When Loyalty to a State Becomes a Substitute for Loyalty to God
There is a dangerous confusion today between Judaism and Zionism, and it must be addressed clearly and courageously.
Judaism is a covenant with God, rooted in Torah, truth, and justice. Zionism is a modern political movement, rooted in nationalism. While they may overlap historically, they are not the same — and conflating them distorts both.
Many today have made the State of Israel into a kind of sacred cow. Criticizing its actions — even in cases of moral outrage — is treated as if it were heresy. The political has become theological. The state is beyond critique. This is not loyalty to Torah — it’s a form of idolatry.

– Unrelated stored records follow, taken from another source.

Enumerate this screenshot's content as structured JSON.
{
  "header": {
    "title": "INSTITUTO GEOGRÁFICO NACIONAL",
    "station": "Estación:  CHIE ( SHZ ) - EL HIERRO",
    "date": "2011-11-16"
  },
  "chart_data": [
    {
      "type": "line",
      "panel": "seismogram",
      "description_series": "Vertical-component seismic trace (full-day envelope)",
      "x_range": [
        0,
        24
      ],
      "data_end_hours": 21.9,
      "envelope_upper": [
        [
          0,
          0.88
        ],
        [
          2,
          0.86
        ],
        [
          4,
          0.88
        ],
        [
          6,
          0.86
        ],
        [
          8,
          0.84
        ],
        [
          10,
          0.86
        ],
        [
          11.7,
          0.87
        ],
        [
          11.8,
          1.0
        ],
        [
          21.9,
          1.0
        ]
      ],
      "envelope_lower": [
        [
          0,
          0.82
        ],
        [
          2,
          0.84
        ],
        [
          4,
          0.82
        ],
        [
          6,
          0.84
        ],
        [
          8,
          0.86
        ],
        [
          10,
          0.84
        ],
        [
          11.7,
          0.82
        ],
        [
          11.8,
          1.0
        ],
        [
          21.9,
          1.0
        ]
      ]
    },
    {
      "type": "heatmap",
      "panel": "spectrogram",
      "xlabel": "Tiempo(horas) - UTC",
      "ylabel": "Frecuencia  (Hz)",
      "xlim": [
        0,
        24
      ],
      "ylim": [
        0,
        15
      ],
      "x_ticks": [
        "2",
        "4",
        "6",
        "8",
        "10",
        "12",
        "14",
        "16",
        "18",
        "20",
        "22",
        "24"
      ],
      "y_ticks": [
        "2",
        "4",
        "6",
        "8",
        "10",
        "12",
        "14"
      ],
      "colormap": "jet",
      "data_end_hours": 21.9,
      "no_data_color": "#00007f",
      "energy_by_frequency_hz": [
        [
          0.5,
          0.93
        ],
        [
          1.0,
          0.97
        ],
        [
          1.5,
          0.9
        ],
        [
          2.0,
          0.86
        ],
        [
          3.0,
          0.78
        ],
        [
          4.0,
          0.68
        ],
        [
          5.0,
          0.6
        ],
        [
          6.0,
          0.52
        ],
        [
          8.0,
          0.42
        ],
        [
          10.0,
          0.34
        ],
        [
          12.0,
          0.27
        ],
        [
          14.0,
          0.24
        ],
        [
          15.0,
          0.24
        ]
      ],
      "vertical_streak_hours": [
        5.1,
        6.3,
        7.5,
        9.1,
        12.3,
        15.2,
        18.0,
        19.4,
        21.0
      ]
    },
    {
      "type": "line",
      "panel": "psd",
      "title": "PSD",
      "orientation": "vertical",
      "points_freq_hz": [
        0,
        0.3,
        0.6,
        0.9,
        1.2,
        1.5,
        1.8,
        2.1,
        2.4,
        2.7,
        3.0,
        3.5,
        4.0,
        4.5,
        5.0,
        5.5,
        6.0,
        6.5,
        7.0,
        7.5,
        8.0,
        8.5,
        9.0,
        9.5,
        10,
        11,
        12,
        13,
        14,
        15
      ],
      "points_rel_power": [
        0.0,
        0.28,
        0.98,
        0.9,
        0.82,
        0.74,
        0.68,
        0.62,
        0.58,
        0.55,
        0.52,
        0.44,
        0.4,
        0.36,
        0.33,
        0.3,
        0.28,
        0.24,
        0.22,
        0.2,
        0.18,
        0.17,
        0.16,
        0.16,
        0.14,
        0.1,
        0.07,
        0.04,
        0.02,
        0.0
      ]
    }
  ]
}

Some have even joked that Zionism today is like a new Trinity:
God the Father, the Jewish Mother, and the Holy Land.
When religious identity becomes wrapped around nationalism, moral clarity is lost. Crimes committed in the name of Jews are excused, minimized, or even celebrated — simply because they are carried out by a government that calls itself Jewish. And anyone who calls for accountability is dismissed as a “self-hating Jew” or worse.
This is not Torah.
Judaism does not say, “We’re always right because we’re Jews.” It says:
“God chose us to be holy — and holds us to a higher standard.”
When injustice is done in the name of the Jewish people, the proper response is not silence, and certainly not celebration. The proper response is grief, protest, and return to Torah.
Our loyalty is to the truth, not the tribe. To the Torah, not to nationalism. To God, not to the government.
We must never forget:
Judaism existed for thousands of years before the State of Israel —
and it will continue long after every government rises and falls.